Outro dos pressupostos de Bobbio é de que a democracia, assim como o direito, não pode ser definida apenas pelo seu conteúdo. “Bobbio diz que você define o direito de acordo com a maneira pela qual ele é criado”, cita Lafer. “Do mesmo modo, ele dá da democracia uma definição voltada para os procedimentos mediante os quais você chega a decisões
coletivas.” 

Um exemplo típico, segundo o ex-embaixador, é a regra da maioria descrita pelo pensador italiano. “Bobbio diz que é melhor contar cabeças do que cortar cabeças”, ressalta Lafer. “É o princípio da legalidade, onde a existência de regras é uma contribuição a convivência coletiva.” Nessa linha de raciocínio, Bobbio diz que o único salto qualitativo é o da passagem do reino da violência para o da não violência. “É neste reino que o direito se torna um instrumento positivo, que aprimora a qualidade da convivência coletiva”, interpreta Lafer. 

Na visão do professor da USP, é a idéia de que a forma republicana contribui para a paz internacional, de que há uma vinculação entre democracia, direitos humanos e paz. “Paz para Bobbio não é apenas ausência de guerra, mas uma paz positiva”, destaca Lafer. É o que o autor italiano chama de pacifismo de meios, que atua sobre os meios da guerra, seja por meio do desarmamento, do controle dos armamentos ou do estímulo à solução pacífica de controvérsias. 

Em um plano um pouco superior, Bobbio também trata do pacifismo institucional, que provocou a criação de organizações internacionais responsáveis pela administração da interdependência. “Em uma terceira dimensão, ele trata do pacifismo de fins, onde se coloca uma tarefa de educar as pessoas para uma melhor convivência coletiva”, explica Lafer. 

Todo esse processo de mudança, na avaliação do professor da USP, tem um balanço positivo ao fim do século 20. “Os direitos civis e políticos adquiriram uma grande abrangência”, considera Lafer. “Mas isso não se encerra, é um processo constante que vai sempre depender da qualidade do Judiciário e da polícia, da educação, da cidadania e de sua compreensão”, anota o ex-ministro. 

Labirinto – O fundamental, diz Lafer, é refletir sobre as três metáforas de Bobbio: a da mosca na garrafa, a do peixe na rede e a do labirinto. A primeira é de que estamos como uma mosca dentro da garrafa. Existe uma saída, mas não sabemos. O papel da razão é mostrar que existe um caminho. A segunda é de que fomos colhidos como os peixes na rede do pescador. Nos debatemos, mas o fim é inexorável, não há nada a fazer. 

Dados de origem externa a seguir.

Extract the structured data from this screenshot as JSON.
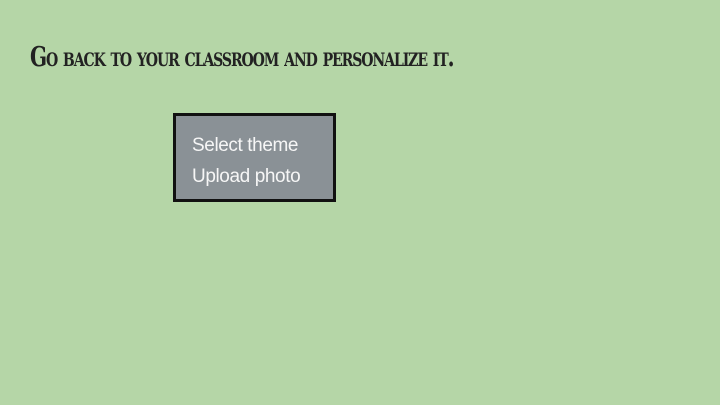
{
  "slide": {
    "title": "Go back to your classroom and personalize it."
  },
  "menu": {
    "items": [
      {
        "label": "Select theme"
      },
      {
        "label": "Upload photo"
      }
    ]
  },
  "colors": {
    "background": "#b5d6a7",
    "menu_background": "#8a9196",
    "menu_border": "#111111",
    "menu_text": "#f6f6f6",
    "title_text": "#222222"
  }
}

E a terceira imagem, preferida por Lafer, é a de que vivemos no labirinto da convivência coletiva. A experiência nos mostra que certos caminhos são bloqueados e não nos levam a lugar nenhum. A tarefa da razão é identificar quais são esses caminhos bloqueados e buscar uma saída. 

“Acho que Bobbio nos indica quais os caminhos bloqueados”, comenta Lafer. “Não é nem a certeza de que a razão vai nos tirar da garrafa nem o niilismo de quem não tem esperança como o peixe na rede”, prossegue. “Mas a idéia de que nos cabe mostrar a razão e, ao mesmo tempo, lidar com a paixão, emoção e preconceito, que também fazem parte da natureza humana.